An hour later, striding between monitors and followed by a camera, Judit spoke in the most general terms about the project, stating that the film would not reveal new information. There was no such thing as new information, Judit said. The facts had always been there. It was a matter of being capable of seeing what was right before their eyes. And what was the response she hoped the film would generate? She stopped, positioning herself in front of the Media Room's wall of glass, in her red-brown costume, against the landscape of Stein Square, and beyond it, the gleaming Bridge Between East and West, the gleaming Elbe. Her hair was shorter, feathered around her chin in a way that softened and obscured her face. She said, “I hope we recognize ourselves. That's all.”

*   *   *

“You know,” Sammy Gluck said to Judit one day, “you're bound to replace Kornfeld.”

“Why would Kornfeld be replaced?” Judit asked.

“Well, you must know he's resigned.”

“I didn't know,” Judit said. She wanted very much to get back to her work, but Gluck was determined to complete this particular conversation. In a voice that was too loud, and with an air of knowing that it was too loud, he went on.

“He was pretty upset about the book. But you must have known that.”

“What book?”

“You signed off on the proofs.”

Judit tried to remember what this loud young man was talking about, and then she managed to say, “Well, didn't he want me to sign off on them?”

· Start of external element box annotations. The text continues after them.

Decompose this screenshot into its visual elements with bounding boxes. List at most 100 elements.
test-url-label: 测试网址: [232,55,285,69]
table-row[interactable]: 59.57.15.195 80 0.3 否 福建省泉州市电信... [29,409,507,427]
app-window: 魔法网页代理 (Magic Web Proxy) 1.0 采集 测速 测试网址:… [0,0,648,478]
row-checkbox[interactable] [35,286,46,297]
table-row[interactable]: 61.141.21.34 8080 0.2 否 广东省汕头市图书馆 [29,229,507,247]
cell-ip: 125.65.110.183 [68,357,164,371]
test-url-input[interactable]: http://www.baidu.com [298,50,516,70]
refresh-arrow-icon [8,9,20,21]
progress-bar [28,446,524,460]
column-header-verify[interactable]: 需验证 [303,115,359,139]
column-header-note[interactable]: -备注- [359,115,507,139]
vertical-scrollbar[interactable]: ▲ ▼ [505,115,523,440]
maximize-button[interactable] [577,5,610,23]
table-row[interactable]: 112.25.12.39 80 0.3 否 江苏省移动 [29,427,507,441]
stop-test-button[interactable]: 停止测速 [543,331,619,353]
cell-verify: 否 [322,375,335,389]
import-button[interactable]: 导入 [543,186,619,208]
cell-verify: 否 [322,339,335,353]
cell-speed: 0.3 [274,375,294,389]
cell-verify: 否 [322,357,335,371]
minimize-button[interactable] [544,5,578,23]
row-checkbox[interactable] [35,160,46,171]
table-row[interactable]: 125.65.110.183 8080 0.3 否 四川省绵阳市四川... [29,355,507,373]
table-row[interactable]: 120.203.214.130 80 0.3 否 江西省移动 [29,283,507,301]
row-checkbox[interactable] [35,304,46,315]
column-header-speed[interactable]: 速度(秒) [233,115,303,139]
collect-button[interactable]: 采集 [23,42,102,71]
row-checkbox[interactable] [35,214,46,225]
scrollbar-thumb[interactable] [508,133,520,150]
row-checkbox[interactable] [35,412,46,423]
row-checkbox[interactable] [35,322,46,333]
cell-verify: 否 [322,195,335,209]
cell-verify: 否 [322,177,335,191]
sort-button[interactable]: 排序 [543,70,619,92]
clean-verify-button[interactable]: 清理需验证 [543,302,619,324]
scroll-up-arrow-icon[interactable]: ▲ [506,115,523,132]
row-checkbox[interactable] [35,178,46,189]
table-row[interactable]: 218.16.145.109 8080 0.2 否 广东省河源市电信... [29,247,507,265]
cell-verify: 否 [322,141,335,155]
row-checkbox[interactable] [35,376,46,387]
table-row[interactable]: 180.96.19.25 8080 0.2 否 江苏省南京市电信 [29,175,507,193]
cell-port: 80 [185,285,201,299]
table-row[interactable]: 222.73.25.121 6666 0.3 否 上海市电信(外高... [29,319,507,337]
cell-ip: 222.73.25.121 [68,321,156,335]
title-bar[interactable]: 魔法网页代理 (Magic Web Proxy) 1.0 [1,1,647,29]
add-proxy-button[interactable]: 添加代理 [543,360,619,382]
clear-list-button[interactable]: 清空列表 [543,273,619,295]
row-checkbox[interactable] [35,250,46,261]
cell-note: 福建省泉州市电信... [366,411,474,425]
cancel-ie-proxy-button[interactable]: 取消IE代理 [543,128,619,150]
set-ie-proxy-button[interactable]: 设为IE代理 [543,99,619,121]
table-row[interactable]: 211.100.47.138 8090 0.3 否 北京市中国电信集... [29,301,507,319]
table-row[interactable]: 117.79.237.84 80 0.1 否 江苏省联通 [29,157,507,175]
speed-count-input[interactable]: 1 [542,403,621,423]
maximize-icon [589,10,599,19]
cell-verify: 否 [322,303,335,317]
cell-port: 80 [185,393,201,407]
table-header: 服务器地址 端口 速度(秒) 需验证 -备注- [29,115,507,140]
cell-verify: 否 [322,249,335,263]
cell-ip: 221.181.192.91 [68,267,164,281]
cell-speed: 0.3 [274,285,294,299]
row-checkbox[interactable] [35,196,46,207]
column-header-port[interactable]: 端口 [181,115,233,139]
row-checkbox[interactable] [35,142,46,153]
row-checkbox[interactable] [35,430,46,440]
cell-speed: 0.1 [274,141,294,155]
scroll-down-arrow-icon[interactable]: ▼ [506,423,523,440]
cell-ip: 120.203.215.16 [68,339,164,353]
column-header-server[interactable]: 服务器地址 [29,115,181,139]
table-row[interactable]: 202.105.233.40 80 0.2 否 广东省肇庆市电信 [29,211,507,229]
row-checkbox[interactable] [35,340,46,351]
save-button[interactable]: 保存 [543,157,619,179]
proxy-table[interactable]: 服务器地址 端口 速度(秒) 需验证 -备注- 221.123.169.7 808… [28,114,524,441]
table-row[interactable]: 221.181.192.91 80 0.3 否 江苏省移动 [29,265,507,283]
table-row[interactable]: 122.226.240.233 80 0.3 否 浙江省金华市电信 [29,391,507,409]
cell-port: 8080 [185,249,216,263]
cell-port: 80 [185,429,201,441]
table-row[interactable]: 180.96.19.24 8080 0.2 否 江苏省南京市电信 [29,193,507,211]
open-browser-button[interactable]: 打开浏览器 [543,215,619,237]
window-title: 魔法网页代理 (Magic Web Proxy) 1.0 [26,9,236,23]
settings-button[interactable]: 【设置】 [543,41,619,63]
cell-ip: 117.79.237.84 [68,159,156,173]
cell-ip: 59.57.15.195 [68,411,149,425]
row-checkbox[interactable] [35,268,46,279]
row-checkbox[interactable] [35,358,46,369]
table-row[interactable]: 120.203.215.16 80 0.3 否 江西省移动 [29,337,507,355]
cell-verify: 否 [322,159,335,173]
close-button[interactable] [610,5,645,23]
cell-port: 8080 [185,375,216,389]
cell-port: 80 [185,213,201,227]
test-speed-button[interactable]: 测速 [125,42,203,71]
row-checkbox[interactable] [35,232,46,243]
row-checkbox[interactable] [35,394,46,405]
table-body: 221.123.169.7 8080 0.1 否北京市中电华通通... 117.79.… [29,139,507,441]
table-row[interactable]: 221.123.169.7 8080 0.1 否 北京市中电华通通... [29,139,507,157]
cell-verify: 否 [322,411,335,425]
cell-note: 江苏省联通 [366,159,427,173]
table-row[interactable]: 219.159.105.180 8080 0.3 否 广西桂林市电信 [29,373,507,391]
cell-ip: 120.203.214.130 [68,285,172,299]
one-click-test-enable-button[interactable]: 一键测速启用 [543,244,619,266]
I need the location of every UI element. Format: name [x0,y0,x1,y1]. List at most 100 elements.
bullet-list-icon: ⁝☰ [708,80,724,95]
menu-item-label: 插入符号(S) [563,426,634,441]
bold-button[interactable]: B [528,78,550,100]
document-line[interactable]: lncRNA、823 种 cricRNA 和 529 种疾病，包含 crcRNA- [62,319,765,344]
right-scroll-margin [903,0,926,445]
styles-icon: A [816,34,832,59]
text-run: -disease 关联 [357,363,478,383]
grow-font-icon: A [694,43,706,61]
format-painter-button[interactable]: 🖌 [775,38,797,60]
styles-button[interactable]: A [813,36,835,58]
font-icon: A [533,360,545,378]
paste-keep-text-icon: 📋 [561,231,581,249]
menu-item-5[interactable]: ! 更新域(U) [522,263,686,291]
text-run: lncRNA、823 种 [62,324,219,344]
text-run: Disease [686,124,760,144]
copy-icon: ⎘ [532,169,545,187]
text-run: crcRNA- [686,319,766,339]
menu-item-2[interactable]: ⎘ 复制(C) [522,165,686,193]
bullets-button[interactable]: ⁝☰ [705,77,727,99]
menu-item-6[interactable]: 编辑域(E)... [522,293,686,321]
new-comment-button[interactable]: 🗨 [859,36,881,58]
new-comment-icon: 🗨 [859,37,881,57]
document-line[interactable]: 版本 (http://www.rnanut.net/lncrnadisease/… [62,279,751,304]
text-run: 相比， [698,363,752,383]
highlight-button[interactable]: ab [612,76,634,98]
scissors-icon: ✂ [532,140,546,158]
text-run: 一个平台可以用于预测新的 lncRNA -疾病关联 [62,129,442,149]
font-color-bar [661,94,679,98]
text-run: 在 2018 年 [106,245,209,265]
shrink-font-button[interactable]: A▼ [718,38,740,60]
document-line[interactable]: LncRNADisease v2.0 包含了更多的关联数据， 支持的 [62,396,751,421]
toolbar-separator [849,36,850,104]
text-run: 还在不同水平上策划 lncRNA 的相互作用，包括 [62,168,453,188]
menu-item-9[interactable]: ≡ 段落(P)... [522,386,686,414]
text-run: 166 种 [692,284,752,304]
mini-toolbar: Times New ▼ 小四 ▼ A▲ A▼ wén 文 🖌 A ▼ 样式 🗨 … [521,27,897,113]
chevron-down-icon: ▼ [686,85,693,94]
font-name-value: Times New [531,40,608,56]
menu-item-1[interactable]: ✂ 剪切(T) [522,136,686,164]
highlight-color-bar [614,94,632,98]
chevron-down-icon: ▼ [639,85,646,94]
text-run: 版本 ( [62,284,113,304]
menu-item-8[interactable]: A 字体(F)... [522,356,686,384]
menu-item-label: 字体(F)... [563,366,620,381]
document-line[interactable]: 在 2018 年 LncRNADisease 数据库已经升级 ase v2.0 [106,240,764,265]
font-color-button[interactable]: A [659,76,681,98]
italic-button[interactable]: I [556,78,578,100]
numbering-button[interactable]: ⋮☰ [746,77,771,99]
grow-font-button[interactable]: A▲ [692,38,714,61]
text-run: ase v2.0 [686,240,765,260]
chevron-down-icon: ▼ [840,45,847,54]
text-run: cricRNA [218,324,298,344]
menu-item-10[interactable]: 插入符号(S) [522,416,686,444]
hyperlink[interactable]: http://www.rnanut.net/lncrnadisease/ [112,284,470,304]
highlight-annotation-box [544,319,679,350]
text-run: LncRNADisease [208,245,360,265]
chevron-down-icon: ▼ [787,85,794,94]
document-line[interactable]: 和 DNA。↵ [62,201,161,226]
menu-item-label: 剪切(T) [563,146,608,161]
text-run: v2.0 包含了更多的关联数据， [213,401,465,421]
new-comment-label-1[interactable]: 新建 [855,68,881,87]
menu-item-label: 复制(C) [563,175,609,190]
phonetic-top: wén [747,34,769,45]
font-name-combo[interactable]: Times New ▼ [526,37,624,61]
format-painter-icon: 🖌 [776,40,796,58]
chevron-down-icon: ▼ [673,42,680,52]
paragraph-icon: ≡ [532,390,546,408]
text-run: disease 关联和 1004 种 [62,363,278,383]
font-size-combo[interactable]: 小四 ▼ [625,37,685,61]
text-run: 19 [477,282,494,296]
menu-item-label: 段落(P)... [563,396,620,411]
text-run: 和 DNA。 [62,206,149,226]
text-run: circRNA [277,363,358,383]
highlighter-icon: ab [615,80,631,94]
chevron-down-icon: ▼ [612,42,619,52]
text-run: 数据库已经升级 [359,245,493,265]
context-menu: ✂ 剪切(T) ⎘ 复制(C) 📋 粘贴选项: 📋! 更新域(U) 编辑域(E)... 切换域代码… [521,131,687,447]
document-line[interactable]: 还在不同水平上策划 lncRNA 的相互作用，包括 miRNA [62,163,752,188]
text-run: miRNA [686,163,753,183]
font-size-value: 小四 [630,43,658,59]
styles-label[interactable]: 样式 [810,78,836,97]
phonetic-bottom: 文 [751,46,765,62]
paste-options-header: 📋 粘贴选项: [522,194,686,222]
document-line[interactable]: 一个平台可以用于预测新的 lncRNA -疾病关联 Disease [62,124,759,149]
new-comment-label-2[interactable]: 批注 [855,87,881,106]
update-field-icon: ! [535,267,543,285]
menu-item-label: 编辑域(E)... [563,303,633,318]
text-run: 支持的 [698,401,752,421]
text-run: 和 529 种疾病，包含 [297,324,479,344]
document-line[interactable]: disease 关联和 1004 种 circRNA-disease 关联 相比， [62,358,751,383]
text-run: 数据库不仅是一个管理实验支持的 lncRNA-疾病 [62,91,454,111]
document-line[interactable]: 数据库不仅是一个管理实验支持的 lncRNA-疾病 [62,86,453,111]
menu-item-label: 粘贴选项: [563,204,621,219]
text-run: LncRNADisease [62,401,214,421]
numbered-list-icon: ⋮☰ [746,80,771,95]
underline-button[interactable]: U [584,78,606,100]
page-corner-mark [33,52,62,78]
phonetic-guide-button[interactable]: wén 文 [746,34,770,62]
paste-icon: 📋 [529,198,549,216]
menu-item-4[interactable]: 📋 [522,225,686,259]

“You'd better talk to him about that,” Gluck said, with some importance. He seemed to be aware that he was playing a game that was far more interesting than transferring film to video.

So Judit took the bait. She pushed herself out of her seat, and for the first time in three months, she walked to the administrative wing and the office she'd entered so many times before only to leave with so many varieties of frustration. She hadn't thought of Kornfeld since December and was surprised at the force of her reluctance to approach him now. His secretary wasn't there. His door was open.

Kornfeld's enormous desk was piled with odds and ends, old photographs, boxes full of reels of audiotape. He was actually on the floor, sorting through files on a low shelf, and he seemed genuinely surprised to see Judit standing there in her sleek trousers and heels. He got up with difficulty and said, “I suppose you're getting ready to move in.”